GOLDEN VALLEY, Minn. - If you have a 401(k) account and maintain exposure in bonds, you may or may not be fully aware of the potential negative effect on those investments when interest rates go higher.
Understanding your options now may behoove you before the situation occurs. Dan Ament, Financial Advisor with Morgan Stanley in Wayzata, shared some perspective on KARE 11 Sunrise.
Assess your portfolio - A common component found within a well-diversified portfolio are bonds; especially for those investors who are approaching retirement or already retired. Bonds come in many varieties and flavors, too many to elaborate here. That said, if you hold bond funds within your 401(k), it would be wise to understand what type of exposure you have if or when rates move higher. Understanding this as well as available alternatives within your 401(k) options will allow you to better maneuver your portfolio in the future.
Interest rates up, bonds down - Generally speaking, when interest rates move up, bond prices move down.
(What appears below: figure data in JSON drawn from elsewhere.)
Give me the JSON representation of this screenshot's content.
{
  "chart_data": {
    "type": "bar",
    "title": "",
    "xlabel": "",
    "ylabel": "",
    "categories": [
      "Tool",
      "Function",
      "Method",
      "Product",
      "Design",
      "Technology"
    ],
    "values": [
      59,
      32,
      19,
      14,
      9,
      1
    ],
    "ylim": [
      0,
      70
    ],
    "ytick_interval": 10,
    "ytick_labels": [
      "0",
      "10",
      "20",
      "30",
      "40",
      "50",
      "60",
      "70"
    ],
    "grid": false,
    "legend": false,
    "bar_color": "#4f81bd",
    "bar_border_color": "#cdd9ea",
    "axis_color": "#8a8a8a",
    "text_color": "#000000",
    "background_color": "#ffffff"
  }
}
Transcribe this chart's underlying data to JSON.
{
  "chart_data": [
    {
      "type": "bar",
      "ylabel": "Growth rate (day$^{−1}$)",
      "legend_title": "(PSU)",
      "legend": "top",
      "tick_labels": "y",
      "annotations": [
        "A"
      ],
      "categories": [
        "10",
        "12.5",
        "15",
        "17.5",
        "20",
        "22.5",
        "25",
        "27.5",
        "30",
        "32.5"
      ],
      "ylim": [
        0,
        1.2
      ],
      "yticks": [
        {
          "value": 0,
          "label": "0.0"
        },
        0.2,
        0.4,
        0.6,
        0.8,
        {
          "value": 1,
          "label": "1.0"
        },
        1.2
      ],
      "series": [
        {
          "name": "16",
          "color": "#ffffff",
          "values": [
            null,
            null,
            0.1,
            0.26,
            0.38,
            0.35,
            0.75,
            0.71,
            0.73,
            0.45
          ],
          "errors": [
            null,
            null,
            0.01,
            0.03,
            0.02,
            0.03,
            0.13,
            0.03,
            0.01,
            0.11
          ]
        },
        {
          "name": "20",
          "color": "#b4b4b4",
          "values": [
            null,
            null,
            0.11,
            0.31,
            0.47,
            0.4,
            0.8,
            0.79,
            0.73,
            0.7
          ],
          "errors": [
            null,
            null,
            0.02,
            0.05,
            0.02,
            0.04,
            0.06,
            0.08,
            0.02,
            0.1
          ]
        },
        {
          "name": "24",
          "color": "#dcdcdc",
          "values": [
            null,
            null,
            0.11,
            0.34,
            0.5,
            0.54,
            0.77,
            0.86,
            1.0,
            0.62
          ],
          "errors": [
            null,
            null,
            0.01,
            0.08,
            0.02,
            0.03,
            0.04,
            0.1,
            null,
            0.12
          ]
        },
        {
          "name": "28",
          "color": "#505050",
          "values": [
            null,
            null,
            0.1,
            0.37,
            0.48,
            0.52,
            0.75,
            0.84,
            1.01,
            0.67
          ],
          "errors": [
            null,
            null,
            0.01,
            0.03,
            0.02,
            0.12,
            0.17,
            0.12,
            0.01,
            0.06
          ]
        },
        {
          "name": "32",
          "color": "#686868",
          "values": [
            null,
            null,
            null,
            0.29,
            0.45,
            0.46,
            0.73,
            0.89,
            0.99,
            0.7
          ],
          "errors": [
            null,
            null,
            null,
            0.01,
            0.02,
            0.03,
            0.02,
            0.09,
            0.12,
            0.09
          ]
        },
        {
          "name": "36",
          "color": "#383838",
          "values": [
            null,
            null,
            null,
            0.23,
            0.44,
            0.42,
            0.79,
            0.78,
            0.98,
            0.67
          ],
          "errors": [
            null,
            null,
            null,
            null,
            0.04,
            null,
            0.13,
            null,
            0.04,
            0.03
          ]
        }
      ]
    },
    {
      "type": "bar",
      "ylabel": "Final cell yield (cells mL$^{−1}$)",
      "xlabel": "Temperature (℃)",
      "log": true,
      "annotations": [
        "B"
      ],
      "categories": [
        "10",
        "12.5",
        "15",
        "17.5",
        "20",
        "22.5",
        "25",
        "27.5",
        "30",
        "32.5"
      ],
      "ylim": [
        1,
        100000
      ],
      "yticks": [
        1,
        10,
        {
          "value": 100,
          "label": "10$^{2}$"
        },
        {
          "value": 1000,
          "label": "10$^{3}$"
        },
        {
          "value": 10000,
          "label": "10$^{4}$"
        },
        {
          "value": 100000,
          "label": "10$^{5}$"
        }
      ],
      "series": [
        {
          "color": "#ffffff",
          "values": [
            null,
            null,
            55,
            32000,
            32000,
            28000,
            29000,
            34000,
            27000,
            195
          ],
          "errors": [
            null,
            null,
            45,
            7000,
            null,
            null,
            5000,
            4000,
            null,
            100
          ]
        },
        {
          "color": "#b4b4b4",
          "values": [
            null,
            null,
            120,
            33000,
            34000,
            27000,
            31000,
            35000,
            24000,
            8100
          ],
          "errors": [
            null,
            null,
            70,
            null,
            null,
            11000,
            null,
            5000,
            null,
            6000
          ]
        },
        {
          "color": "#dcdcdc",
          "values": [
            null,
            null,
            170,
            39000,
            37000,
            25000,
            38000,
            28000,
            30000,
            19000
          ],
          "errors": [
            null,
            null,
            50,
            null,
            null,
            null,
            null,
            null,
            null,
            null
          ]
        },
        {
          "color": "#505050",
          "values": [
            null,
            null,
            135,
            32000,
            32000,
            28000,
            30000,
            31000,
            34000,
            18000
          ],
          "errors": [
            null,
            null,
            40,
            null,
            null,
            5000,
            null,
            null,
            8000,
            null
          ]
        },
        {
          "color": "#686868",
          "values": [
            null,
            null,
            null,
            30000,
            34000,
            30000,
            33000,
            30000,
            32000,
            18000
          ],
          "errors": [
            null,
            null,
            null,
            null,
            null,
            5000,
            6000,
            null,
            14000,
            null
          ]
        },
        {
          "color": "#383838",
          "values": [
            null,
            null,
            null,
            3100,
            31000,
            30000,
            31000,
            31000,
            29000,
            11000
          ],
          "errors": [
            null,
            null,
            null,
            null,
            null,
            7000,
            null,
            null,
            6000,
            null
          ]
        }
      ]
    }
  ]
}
While the degree of sensitivity depends on a variety of factors, it is important for bond investors to understand this relationship and the potential impact on their fixed income exposure. A general guide to determine potential impact? Amount of increase in interest rate x the duration of your bond portfolio. For example, if rates rose by 2% and the duration of your portfolio was approximately 5 years, you would expect to see the potential for a 10% decline in the value of the bond portfolio.
Stable value funds in 401(k)s - Stable-value accounts are available in half of all defined-contribution retirement plans, according to the industry's Stable Value Investment Association. At the end of March, the average stable-value yield was 2%, according to an index compiled by Hueler Cos., a Minneapolis research firm. Stable-value accounts are designed to have a steady value on which you earn interest. About 44% of the dollars in stable-value accounts are invested in traditional guaranteed investment contracts, or GICs, issued by insurance companies, according to the industry association. While stable-value accounts are intended to minimize investors' risks, they aren't risk-free.